La compagnie italienne Grandi Navi Veloci inaugure sa première liaison directe entre l’Algérie et le port français de Sète. Cette annonce illustre une nouvelle fois la montée en puissance économique de Rome au Maghreb au détriment de Paris.
Le mercredi 4 juin 2025, la compagnie italienne Grandi Navi Veloci (GNV) a officiellement inauguré sa première liaison passagers entre Alger et Sète, dans l’Hérault, sud de la France et patrie de Georges Brassens. Cette nouvelle desserte, qui complète l’offre traditionnellement concentrée sur Marseille, témoigne d’une recomposition géopolitique plus large en Méditerranée occidentale.
Une alternative stratégique au monopole marseillais
Jusqu’au 30 septembre 2025, GNV assurera une rotation hebdomadaire sur les routes Sète-Alger et Sète-Béjaïa. Le navire Excellent, d’une capacité de 2 230 passagers et 760 véhicules, répond aux besoins spécifiques de la diaspora algérienne, particulièrement durant la période estivale des retours au pays. L’armateur génois a d’ailleurs lancé une promotion attractive avec des réductions pouvant atteindre 40% pour les réservations anticipées.
Cette nouvelle liaison vise prioritairement les communautés algériennes établies dans le sud et l’ouest de la France, jusqu’alors contraintes de transiter par Marseille. En positionnant Sète comme « tête de pont« , GNV espère capter une clientèle géographiquement plus proche de ce port languedocien, tout en contribuant au désengorgement du Grand Port Maritime de Marseille.
L’Italie, nouveau leader commercial au Maghreb
Cette offensive maritime s’inscrit dans une dynamique économique plus vaste qui voit l’Italie supplanter progressivement la France comme partenaire privilégié de l’Algérie. Les chiffres parlent d’eux-mêmes : les échanges bilatéraux italo-algériens ont franchi la barre des 20 milliards d’euros en 2024, contre seulement 11,8 milliards avec la France.
Cette transformation s’appuie sur des fondamentaux énergétiques solides. L’Algérie couvre désormais 40% des besoins italiens en gaz naturel, consolidant un partenariat stratégique renforcé par l’implantation industrielle. L’inauguration fin 2024 de l’usine Fiat-Stellantis à Oran illustre parfaitement cet ancrage transalpin sur le territoire algérien.
Parallèlement, la France enregistre un recul préoccupant : ses exportations vers l’Algérie ont chuté de 21% au premier trimestre 2025, reléguant l’Hexagone au rang de deuxième partenaire commercial derrière l’Italie. Cette nouvelle ligne maritime, portée par GNV (filiale du groupe MSC), matérialise donc sur le terrain logistique cette redistribution des cartes méditerranéennes.

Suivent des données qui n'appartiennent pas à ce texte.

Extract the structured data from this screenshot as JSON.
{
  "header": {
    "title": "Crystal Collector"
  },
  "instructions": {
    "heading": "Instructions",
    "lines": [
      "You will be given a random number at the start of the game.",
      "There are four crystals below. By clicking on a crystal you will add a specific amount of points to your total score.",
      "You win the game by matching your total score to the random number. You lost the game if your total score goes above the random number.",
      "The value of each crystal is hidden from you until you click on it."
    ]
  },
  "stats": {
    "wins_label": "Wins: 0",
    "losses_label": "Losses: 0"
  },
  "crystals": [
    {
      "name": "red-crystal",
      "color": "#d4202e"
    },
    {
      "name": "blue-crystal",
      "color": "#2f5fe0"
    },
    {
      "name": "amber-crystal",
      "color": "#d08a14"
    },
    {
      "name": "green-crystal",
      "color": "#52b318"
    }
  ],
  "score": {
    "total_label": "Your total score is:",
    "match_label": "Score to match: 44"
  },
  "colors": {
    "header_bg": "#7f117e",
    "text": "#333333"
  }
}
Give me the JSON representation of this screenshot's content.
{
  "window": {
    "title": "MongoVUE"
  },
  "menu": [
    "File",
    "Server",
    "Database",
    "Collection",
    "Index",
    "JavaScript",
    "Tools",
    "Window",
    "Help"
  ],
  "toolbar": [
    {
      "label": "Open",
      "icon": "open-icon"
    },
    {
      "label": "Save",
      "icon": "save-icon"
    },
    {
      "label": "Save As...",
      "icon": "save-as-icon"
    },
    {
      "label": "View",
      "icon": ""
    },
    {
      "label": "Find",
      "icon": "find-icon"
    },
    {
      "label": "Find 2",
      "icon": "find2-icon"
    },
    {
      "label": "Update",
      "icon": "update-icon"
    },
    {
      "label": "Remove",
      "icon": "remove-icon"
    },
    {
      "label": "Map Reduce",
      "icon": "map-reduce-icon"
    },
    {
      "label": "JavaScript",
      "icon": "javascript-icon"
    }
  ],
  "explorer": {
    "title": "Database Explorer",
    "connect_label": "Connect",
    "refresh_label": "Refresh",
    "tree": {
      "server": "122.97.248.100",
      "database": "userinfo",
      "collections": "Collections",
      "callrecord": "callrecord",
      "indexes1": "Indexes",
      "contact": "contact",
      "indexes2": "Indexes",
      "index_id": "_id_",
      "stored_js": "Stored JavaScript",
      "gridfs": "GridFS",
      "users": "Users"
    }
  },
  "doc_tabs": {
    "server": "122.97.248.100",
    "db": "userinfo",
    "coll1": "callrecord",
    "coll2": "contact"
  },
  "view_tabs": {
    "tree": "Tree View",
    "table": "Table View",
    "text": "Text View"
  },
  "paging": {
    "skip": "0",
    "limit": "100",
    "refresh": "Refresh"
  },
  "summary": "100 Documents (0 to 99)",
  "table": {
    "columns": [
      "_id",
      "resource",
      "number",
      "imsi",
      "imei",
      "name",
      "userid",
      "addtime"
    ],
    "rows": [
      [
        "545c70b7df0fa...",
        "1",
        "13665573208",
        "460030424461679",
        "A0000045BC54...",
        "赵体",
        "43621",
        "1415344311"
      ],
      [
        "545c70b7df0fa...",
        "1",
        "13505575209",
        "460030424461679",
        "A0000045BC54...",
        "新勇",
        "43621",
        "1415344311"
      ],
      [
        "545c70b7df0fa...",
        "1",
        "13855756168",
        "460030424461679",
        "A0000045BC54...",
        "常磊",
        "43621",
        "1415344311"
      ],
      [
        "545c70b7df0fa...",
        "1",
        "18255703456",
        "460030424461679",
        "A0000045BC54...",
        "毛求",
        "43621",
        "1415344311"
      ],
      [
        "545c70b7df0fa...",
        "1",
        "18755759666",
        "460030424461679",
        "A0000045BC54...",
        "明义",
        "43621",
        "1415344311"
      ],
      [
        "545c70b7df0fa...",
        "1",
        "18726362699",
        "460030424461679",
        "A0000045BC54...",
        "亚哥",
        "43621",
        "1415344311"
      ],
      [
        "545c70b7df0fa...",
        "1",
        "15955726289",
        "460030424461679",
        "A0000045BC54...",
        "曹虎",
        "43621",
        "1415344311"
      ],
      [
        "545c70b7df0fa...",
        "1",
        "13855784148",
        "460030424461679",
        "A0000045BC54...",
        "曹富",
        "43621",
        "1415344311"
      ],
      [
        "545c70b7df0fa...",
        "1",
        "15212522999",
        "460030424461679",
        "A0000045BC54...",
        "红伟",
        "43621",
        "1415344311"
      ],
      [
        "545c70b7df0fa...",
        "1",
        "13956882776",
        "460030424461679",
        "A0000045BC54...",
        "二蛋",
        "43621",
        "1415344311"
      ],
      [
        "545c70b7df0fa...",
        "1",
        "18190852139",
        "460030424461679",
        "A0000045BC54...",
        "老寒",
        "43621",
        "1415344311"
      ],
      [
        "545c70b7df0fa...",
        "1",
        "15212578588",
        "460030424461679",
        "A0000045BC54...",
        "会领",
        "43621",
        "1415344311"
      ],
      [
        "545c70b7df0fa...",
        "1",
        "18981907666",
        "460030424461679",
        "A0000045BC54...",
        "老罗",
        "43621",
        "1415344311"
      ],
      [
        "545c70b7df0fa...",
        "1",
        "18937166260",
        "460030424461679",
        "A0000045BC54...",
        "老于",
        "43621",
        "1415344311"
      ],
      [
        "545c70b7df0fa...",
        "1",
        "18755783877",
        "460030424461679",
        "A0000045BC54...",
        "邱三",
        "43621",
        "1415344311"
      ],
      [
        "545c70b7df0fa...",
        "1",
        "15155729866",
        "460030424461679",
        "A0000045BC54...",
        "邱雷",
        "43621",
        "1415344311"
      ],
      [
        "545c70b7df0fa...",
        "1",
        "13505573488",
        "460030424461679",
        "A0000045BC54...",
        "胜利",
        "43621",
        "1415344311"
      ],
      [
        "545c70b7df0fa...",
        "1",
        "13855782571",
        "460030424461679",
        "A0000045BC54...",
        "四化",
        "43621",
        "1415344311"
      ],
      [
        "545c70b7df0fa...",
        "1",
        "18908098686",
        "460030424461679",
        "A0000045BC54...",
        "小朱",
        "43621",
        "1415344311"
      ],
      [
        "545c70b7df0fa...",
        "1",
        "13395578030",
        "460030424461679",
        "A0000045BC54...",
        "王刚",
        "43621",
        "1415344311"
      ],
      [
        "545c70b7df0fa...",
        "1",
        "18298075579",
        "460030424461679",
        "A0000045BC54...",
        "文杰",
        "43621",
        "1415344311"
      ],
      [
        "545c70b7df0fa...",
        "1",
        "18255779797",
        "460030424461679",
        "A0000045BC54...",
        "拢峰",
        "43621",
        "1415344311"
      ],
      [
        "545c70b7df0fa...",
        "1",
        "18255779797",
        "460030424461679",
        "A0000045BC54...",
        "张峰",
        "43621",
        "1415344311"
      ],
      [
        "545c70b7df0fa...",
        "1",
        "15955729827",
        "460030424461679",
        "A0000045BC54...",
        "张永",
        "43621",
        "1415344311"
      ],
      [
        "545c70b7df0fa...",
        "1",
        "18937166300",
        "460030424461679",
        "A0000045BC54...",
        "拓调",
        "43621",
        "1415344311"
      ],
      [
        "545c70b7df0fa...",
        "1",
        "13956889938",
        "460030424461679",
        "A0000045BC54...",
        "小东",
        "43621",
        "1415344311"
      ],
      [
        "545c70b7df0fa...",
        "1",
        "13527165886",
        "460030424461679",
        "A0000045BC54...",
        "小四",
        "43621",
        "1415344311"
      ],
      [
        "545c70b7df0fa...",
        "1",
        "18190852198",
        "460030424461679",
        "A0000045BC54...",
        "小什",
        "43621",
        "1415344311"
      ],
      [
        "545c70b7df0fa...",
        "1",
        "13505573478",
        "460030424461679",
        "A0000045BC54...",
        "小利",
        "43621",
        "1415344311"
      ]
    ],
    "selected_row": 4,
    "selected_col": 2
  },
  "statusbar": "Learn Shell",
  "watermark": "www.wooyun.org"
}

Un potentiel touristique et diasporique considérable
Les enjeux dépassent le simple transport maritime. L’Algérie a accueilli plus de 3,5 millions de visiteurs étrangers en 2024, affichant une croissance à deux chiffres, avec l’ambition d’atteindre 12 millions d’ici 2030. À ces flux touristiques s’ajoutent les 1,1 million de membres de la diaspora ayant effectué leur « retour au bled » l’année dernière.
La desserte directe depuis Sète présente un avantage géographique indéniable pour les populations de Toulouse, Montpellier, ou même Barcelone. Cette liaison permet de combiner transport de personnes et de véhicules à des tarifs souvent plus compétitifs que l’aérien en haute saison. Pour les touristes français séduits par une approche « slow travel » et désireux de découvrir le Sahara ou la Casbah d’Alger, la traversée nocturne constitue une alternative cohérente avec les préoccupations environnementales actuelles.
Le test d’une stratégie méditerranéenne
Si cette saison pilote s’avère concluante, GNV envisage déjà d’augmenter les fréquences et d’ouvrir des liaisons cargo-passagers permanentes. L’enjeu est d’évaluer la demande réelle d’une diaspora en quête de nouvelles routes et d’accompagner l’ouverture progressive de l’Algérie au tourisme international.
En facilitant les connexions entre les marchés français et algérien, l’Italie confirme sa stratégie méditerranéenne, incarnée par le « Plan Mattei » du gouvernement Meloni. Cette approche pragmatique contraste avec une France qui peine à adapter ses relations avec son ancienne colonie aux réalités géopolitiques contemporaines.